Advance care planning
Many people with a chronic neurological condition will die from it, and often, the underlying disease is progressive, and one can reasonably anticipate some of the medical problems that will arise. For example, many people with Huntington’s disease will eventually develop difficulties in feeding and eating, and the option of having a gastrostomy tube will have to be considered.
Under these circumstances, it is vital to raise the issue well before the need arises and while the person has the mental capacity to decide. Increasingly, information leaflets from voluntary organisations supporting people with neurological disorders mention problems that may occur, and these can be used to raise the issue. Furthermore, clinical specialists in the disease, funded by the charity or the NHS, are usually well aware of the problems and trained to raise them.

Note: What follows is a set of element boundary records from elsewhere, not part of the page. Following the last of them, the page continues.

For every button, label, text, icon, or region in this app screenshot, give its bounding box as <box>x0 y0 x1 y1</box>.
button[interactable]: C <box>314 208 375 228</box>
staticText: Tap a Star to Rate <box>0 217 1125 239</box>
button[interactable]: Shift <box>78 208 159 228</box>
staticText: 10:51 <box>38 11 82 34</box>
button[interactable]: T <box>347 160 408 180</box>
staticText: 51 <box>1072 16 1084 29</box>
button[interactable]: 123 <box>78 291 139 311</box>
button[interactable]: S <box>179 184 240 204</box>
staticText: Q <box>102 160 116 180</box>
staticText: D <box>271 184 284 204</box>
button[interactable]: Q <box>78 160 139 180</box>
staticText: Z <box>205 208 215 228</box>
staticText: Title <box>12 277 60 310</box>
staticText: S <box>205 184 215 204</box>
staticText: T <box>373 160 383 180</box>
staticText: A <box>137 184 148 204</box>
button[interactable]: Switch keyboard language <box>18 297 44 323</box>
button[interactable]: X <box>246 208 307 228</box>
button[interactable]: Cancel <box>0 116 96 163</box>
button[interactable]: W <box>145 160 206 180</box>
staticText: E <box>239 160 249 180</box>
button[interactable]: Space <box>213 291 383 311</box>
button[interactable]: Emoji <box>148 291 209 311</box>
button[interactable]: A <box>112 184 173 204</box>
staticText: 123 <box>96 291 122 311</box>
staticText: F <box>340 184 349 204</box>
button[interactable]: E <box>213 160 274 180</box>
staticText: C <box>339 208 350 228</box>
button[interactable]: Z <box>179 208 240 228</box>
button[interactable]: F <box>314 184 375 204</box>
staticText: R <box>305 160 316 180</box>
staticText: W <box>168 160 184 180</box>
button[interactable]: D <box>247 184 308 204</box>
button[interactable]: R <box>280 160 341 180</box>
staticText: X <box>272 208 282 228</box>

If raised early, the patient and their family and friends can consider and discuss what the patient would want if the problem arises. If they decide, this should be documented with the understanding that any decision can be reconsidered and revised.
Further information on advance care planning is widely available. For example, NHS England has published Universal Principles for Advance Care Planning, which many national organisations support. For an alternative viewpoint, Daniel Sulmasy suggests reading “The Love Song of J Alfred Prufrock”; he commends humanity and empathy and that they must accompany any more formal bureaucratic, form-based approach.
Legal and ethical issues.
Many people with a chronic neurological condition will have impaired cognition, often sufficient to cause loss of the mental capacity to make decisions; many people will have significant emotional problems; and many will be vulnerable because of their physical, emotional, or cognitive difficulties. Added to these three patient-related issues, many patients will experience financial difficulties, problems with housing, and difficulties obtaining the care they need.

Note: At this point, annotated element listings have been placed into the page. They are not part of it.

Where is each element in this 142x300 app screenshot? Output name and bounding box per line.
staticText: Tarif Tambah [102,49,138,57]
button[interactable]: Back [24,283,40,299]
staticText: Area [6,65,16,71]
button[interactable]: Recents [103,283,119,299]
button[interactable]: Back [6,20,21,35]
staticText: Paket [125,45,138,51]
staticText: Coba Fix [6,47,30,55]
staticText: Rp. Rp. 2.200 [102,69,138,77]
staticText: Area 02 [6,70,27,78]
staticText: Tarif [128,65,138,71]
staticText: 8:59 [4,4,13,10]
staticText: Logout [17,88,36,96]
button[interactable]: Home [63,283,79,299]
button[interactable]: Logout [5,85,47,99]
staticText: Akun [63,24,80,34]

Consequently, anyone whose practice includes patients with chronic neurological conditions must be an expert at managing complex, multifactorial, challenging situations, knowing the law, mainly the Mental Capacity Act 2005, being familiar with safeguarding policies for vulnerable adults or children and analysing ethical issues.

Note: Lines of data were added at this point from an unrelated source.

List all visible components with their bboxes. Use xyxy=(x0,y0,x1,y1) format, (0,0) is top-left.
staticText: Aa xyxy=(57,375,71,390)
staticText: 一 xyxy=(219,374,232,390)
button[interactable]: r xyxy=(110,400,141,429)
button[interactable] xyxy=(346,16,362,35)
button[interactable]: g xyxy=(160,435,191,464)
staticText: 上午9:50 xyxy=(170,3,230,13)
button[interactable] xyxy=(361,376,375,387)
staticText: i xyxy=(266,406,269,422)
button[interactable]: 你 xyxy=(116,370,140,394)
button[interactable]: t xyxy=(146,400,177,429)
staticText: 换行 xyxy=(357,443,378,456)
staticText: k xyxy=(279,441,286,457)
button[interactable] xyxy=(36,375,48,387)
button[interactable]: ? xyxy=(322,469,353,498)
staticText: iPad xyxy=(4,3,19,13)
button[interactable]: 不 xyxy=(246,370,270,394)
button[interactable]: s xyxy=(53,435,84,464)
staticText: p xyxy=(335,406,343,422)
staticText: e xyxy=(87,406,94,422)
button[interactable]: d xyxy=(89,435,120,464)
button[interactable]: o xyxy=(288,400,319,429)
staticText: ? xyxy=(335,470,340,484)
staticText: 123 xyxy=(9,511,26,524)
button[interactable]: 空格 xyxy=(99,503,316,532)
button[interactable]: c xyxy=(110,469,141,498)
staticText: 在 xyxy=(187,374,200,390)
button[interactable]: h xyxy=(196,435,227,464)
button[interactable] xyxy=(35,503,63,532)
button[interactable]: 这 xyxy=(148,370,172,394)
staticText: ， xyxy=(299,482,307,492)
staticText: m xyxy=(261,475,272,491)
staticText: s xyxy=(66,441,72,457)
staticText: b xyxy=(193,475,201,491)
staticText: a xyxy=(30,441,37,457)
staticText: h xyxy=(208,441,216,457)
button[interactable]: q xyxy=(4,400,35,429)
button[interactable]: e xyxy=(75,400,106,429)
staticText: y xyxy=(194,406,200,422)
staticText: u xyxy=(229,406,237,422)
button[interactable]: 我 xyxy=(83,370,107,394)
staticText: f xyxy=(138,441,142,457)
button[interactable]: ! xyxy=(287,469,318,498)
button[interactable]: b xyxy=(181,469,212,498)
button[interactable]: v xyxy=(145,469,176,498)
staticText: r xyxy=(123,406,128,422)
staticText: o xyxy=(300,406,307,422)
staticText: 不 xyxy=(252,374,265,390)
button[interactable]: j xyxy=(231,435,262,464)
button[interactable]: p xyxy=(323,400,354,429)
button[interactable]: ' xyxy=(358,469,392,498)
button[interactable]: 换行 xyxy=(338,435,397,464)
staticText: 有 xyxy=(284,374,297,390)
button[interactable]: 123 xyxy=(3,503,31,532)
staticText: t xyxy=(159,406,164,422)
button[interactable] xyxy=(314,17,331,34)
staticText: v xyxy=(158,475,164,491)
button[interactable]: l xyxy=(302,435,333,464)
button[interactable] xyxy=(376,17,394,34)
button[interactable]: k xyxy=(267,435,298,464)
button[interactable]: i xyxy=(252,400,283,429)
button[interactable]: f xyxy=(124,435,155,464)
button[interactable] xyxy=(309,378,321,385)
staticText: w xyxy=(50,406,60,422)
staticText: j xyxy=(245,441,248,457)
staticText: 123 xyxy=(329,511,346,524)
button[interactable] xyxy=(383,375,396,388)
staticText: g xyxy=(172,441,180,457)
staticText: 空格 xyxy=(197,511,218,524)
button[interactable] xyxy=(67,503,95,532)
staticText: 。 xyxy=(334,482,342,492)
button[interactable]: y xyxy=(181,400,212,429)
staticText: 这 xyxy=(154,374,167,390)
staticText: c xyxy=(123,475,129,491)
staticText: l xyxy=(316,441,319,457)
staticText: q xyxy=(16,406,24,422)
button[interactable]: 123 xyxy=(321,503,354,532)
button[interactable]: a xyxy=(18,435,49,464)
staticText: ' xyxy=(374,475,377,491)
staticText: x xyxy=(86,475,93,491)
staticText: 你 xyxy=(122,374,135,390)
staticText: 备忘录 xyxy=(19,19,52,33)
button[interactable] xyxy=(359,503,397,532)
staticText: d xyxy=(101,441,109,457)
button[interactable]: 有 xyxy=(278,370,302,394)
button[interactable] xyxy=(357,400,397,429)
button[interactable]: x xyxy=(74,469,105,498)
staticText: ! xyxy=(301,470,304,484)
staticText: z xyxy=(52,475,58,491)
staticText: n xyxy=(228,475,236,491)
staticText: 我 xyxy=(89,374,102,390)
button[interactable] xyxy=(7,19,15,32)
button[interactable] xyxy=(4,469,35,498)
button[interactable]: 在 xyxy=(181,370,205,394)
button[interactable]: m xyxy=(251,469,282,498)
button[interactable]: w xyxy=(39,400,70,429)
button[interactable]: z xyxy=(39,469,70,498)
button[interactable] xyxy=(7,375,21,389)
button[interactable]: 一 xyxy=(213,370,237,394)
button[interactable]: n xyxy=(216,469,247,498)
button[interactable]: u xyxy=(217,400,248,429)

Rehabilitation services are now usually responsible for patients with a prolonged disorder of consciousness. The main requirement of clinical experts is to be familiar with the guidance on assessing best interests, especially concerning the withdrawal of clinically assisted nutrition and hydration (CANH). I have written about the approach to this group of patients and the related issue of deemed unavailable treatments.
A second area of difficulty arises in people who take risks, such as eating food against advice or attempting to walk when deemed unsafe. Sometimes, these matters are approached through the best interests process, but usually, one must approach them as risks that need management. If the person is conscious and able to take food or get up to walk, the Mental Capacity Act does not allow forcible restriction, so capacity is irrelevant.
Conclusion
Providing rehabilitation to patients with chronic neurological conditions draws on every area of rehabilitation expertise. It additionally requires a good understanding of normal neurological functioning and how it is disturbed by neurological disorders. Rehabilitation services will see many more people with rare neurological diseases or with unusual and rare neurological phenomena than most general neurology services; this means that rehabilitation staff must be able to recognise clinical presentations and then look up further details. It also means that one is always learning. I have been seeing patients with neurological conditions since 1978, and I am still seeing diseases and neurological phenomena that I have not seen before.